I set up an Elixir / Phoenix app in a docker container and a separate container for a Postgresql server. I can only connect to the Postgresql server when I expose the 5432 port. But I don't want the port to be public since this is pretty unsafe. The Postgresql server should only be accessible from the phoenix container.
But if I don't expose the port I just get an "Connection refused" error in the phoenix container.
app-phoenix-1 | 2016-03-15T11:41:32.701295542Z ** (Mix) The database for App.Repo couldn't be created, reason given: psql: could not connect to server: Connection refused
app-phoenix-1 | 2016-03-15T11:41:32.701369511Z Is the server running on host "POSTGRES" (10.7.0.7) and accepting
app-phoenix-1 | 2016-03-15T11:41:32.701395350Z TCP/IP connections on port 5432?
I linked the service and don't get, why it isn't working. Postgresql is up and running.
There is nothing in the log files of the Postgres Container.
This is the result of docker ps on my node:
8204a82ca192 myrepo/app "elixir --erl '-smp d" 37 seconds ago Up Less than a second 0.0.0.0:80->4000/tcp app-phoenix-1.585afb94
7a4dded80c36 postgres:latest "/docker-entrypoint.s" 2 hours ago Up 10 minutes 5432/tcp postgres-1.aed0697d
Somehow the Postgres container is blocking all connections from my phoenix container. Any clue how to fix this?

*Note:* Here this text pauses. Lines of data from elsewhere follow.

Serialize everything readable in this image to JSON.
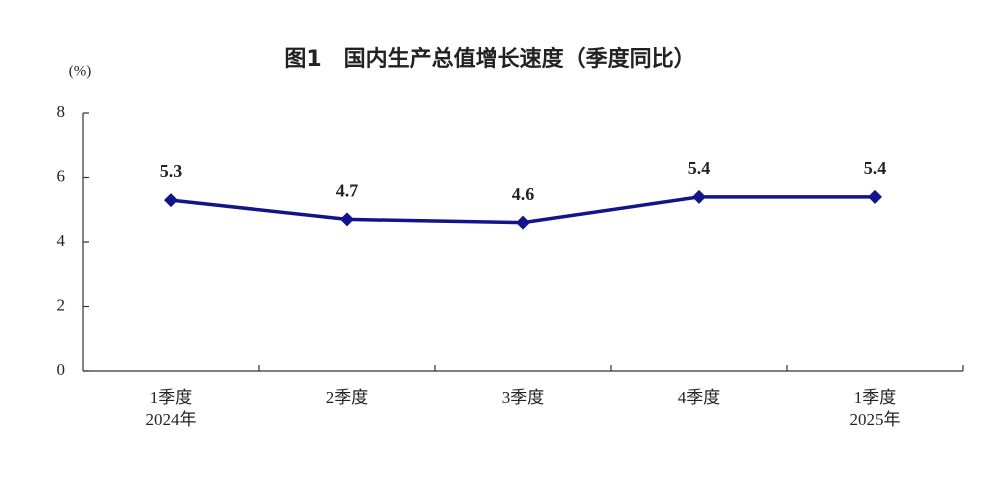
{
  "chart_data": {
    "type": "line",
    "title": "图1　国内生产总值增长速度（季度同比）",
    "y_unit": "(%)",
    "categories": [
      "1季度\n2024年",
      "2季度",
      "3季度",
      "4季度",
      "1季度\n2025年"
    ],
    "values": [
      5.3,
      4.7,
      4.6,
      5.4,
      5.4
    ],
    "color": "#14148a",
    "ylim": [
      0,
      8
    ],
    "yticks": [
      0,
      2,
      4,
      6,
      8
    ],
    "grid": false
  }
}
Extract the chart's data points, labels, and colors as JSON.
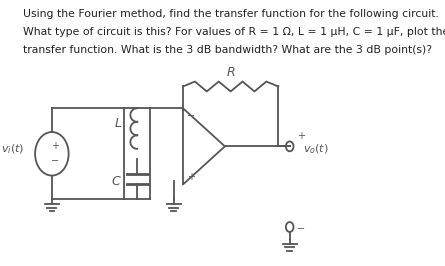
{
  "background_color": "#ffffff",
  "text_lines": [
    "Using the Fourier method, find the transfer function for the following circuit.",
    "What type of circuit is this? For values of R = 1 Ω, L = 1 μH, C = 1 μF, plot the",
    "transfer function. What is the 3 dB bandwidth? What are the 3 dB point(s)?"
  ],
  "text_fontsize": 7.8,
  "circuit_color": "#555555",
  "label_fontsize": 8.5
}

I found the solution: The problem were the iptables settings. I had a rule in there to drop all forwarding unless otherwise defined:
-A FORWARD -j REJECT
This rule was at the wrong position in the filter chain. The right way is to put it at the very end of the filter chain, after the rules created by docker. So if you have the same problem, this works for me:
Get rid of the rule
$ sudo iptables -D FORWARD -j REJECT
Add it again to move it to the end of the set
$ sudo iptables -A FORWARD -j REJECT
Make sure they are in the right order. So the reject all else rule should be at the very end.
$ sudo iptables -v -L FORWARD
On Debian this is how you can make sure the rules still apply when restarting the server:
Once you are happy, save the new rules to the master iptables file:
$ iptables-save > /etc/iptables.up.rules
To make sure the iptables rules are started on a reboot we'll create a new file:
$ editor /etc/network/if-pre-up.d/iptables
Add these lines to it:
#!/bin/sh
/sbin/iptables-restore < /etc/iptables.up.rules
The file needs to be executable so change the permissions:
$ sudo chmod +x /etc/network/if-pre-up.d/iptables
Edit: Just removing the rule is a bad idea.